Flow cytometry data analysis is fundamentally based upon the principle of gating. Gates and regions are placed around populations of cells with common characteristics, usually forward scatter, side scatter and marker expression, to investigate and to quantify these populations of interest. Here we will show what the common flow cytometry graph outputs look like and how in a few simple steps you can identify different cell populations that have been stained with antibodies conjugated to fluorophores. In addition to this flow guide we have a handy PDF available to download on gates, plots and regions which can be used as a quick reminder.

How to Gate

The first step in gating is often distinguishing populations of cells based on their forward and side scatter properties. Forward and side scatter give an estimation of the size and granularity of the cells respectively, although this can depend on several factors such as the sample, the wavelength of the laser, the collection angle and the refractive index of the sample and the sheath fluid. Distinguishing populations of cells can be relatively straight forward for cell lines where there is only one type of cell, but it can be more complex for samples where there are multiple cell types. As can be seen in the density plots in Figure 13, red cell lysed whole blood has several distinct populations. The red/yellow/green/blue hot spots indicate increasing numbers of events resulting from discrete populations of cells. The light scatter patterns of granulocytes, monocytes and lymphocytes allow them to be distinguished from cellular debris and dead cells. Debris and dead cells often have a lower level of forward scatter and are found at the bottom left corner of the density plot.
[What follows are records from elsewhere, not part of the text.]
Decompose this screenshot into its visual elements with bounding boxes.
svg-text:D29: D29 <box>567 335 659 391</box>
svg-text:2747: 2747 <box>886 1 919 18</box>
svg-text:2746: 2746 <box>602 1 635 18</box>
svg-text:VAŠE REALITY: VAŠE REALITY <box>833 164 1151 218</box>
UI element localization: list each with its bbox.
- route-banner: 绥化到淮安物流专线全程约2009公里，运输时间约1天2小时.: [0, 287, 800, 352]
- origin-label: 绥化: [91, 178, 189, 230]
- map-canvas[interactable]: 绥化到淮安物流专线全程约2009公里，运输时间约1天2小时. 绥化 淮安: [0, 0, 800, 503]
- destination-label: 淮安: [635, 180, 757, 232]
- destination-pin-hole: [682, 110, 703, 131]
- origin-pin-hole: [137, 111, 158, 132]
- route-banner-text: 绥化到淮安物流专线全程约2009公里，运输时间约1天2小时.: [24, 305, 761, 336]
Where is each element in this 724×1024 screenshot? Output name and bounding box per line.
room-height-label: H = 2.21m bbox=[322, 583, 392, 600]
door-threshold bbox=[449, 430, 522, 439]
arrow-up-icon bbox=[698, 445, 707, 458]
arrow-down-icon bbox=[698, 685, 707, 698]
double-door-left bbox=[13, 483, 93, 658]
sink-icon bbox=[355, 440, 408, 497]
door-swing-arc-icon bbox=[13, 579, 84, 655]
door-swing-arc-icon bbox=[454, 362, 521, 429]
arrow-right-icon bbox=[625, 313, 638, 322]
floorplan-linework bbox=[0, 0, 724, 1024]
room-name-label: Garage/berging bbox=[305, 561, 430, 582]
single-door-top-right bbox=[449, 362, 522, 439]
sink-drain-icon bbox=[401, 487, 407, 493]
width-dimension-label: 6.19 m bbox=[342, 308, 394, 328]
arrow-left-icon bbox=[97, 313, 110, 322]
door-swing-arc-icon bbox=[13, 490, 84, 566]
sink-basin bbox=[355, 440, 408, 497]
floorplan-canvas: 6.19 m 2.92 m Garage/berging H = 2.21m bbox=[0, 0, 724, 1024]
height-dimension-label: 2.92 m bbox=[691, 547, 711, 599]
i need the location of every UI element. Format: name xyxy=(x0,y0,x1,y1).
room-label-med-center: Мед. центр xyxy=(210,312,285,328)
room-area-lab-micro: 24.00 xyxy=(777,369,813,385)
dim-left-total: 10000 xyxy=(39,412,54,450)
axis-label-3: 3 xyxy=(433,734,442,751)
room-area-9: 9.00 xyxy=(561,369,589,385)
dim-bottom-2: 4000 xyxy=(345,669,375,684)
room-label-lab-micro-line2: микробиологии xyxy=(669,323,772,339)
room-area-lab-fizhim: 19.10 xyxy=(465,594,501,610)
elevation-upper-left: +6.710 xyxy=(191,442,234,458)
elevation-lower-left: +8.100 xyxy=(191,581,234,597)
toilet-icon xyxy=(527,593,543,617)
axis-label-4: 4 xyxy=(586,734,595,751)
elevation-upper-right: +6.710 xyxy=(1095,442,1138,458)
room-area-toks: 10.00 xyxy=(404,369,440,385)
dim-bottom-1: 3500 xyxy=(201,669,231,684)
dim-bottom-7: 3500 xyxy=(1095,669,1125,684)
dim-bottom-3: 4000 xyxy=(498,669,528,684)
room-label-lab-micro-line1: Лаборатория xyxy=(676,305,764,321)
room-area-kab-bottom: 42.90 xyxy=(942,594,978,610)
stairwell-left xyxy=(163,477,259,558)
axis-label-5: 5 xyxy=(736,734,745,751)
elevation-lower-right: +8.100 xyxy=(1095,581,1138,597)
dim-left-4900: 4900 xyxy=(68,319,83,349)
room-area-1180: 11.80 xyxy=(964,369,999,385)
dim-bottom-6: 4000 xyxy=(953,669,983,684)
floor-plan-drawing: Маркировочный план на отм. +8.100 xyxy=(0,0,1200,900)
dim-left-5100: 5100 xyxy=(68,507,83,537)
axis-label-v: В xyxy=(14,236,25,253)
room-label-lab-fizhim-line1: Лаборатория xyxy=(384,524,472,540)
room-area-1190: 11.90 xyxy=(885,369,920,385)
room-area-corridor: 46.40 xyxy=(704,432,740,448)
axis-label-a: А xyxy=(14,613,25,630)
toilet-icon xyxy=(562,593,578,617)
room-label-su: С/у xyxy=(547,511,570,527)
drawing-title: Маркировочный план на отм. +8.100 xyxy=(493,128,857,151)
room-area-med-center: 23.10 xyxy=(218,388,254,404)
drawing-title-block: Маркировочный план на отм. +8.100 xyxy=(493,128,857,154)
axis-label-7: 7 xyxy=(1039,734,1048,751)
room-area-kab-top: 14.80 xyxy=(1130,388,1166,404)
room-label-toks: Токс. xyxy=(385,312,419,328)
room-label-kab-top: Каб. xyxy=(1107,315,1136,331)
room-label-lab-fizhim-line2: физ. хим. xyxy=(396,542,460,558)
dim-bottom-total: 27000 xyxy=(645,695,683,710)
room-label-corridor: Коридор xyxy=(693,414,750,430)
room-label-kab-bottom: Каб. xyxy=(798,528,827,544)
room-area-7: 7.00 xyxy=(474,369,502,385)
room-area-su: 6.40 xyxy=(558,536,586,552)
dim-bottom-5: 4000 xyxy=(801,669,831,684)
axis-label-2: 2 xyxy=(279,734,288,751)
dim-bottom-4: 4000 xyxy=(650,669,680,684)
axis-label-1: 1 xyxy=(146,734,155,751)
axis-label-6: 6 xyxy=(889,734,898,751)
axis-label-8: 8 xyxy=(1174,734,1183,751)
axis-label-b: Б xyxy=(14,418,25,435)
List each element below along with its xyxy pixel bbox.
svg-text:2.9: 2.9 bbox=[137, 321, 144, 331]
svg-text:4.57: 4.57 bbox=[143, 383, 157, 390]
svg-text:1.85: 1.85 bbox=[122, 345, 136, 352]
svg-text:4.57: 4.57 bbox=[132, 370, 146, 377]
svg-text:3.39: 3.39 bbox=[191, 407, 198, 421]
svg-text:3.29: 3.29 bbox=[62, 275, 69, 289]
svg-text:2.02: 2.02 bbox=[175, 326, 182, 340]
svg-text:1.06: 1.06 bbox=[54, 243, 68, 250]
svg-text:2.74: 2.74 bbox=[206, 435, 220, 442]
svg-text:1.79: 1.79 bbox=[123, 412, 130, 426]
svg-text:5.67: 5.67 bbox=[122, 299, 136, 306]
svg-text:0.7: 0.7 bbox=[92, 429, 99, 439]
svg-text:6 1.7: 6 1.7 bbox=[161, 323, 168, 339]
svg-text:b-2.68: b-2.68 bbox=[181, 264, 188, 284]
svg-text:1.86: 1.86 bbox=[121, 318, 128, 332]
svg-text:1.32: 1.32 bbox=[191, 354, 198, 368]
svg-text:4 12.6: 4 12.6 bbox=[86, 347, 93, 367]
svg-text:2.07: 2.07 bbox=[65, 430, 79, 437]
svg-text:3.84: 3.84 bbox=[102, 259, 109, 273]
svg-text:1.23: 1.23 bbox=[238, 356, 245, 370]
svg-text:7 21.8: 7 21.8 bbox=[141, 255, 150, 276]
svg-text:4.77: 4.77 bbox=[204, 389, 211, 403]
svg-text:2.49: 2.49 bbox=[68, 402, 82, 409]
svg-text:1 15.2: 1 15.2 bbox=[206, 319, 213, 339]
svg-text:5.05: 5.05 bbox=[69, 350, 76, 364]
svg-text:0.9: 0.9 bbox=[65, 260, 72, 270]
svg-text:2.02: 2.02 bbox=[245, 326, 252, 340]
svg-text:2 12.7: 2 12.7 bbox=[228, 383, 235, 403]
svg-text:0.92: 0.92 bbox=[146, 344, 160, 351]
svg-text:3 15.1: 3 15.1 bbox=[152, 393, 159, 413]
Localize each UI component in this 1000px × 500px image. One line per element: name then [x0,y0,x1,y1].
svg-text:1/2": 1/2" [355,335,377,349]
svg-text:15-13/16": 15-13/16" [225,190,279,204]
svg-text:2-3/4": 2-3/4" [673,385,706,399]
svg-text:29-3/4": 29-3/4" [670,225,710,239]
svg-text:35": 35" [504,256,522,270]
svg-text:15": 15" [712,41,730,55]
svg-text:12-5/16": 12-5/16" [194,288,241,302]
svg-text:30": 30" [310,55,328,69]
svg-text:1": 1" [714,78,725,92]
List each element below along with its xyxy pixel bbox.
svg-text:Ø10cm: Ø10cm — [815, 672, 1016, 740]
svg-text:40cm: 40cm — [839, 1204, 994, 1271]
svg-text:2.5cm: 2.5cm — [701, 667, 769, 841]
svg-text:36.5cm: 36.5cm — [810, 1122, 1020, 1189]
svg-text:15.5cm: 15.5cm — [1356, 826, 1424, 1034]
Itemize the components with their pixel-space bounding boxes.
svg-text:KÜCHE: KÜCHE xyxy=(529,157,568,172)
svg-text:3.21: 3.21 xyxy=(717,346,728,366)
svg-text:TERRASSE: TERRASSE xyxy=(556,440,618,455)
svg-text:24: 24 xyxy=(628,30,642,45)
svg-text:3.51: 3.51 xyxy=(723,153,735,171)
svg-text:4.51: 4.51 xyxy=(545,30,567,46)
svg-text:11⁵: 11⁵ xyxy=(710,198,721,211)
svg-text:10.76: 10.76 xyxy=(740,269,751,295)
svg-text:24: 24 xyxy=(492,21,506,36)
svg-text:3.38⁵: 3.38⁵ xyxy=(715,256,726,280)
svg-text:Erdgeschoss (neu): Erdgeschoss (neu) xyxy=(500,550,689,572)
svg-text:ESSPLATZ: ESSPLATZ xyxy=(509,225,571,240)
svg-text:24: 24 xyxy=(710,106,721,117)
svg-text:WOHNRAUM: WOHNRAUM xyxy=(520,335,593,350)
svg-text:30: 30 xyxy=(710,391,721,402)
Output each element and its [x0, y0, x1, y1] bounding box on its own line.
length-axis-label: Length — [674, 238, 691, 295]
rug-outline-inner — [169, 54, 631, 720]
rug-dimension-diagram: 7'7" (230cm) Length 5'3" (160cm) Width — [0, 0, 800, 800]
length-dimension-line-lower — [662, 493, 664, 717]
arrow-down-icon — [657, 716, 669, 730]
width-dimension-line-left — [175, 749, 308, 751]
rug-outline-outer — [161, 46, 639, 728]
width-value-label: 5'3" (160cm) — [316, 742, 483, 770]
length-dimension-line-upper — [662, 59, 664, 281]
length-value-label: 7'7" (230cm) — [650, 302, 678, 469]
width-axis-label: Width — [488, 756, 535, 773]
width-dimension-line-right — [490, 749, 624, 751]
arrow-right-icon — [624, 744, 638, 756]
The forward scatter threshold can be increased to avoid collecting these events, or they can be removed by gating on the populations of interest (Figure 13A). Data can also be plotted as a combination of fluorescence and forward or side scatter as seen with CD45 Pacific Blue in Figure 13B. Forward and side scatter gating is often used to remove dead cells which have increased autofluorescence and non-specific binding of antibodies however, including a viability dye is a much more reliable method.

Fig. 13. Analysis of lysed whole blood. A. SSC vs. FSC density plot: B. SSC vs. CD45 PB fluorescence plot. PB, Pacific Blue; FSC, forward scatter; SSC, side scatter.

Fig. 13. Analysis of lysed whole blood. A. SSC vs. FSC density plot: B. SSC vs. CD45 PB (MCA87PB) fluorescence plot. PB, Pacific Blue; FSC, forward scatter; SSC, side scatter.

Events can also be displayed as a dot plot where no density information is shown or as a contour map to show the relative intensity of scatter patterns. Examples of contour maps are shown in Figure 14.

Fig. 14. Analysis of lysed whole blood. A. SSC vs. FSC contour plot: B. SSC vs. FSC contour plot plus outliers; FSC, forward scatter; SSC, side scatter.

Fig. 14. Analysis of lysed whole blood. A. SSC vs. FSC contour plot: B. SSC vs. FSC contour plot plus outliers; FSC, forward scatter; SSC, side scatter.

It is down to the user preference as to which display is preferred, but sometimes discrete populations of cells are easier to visualize on contour diagrams.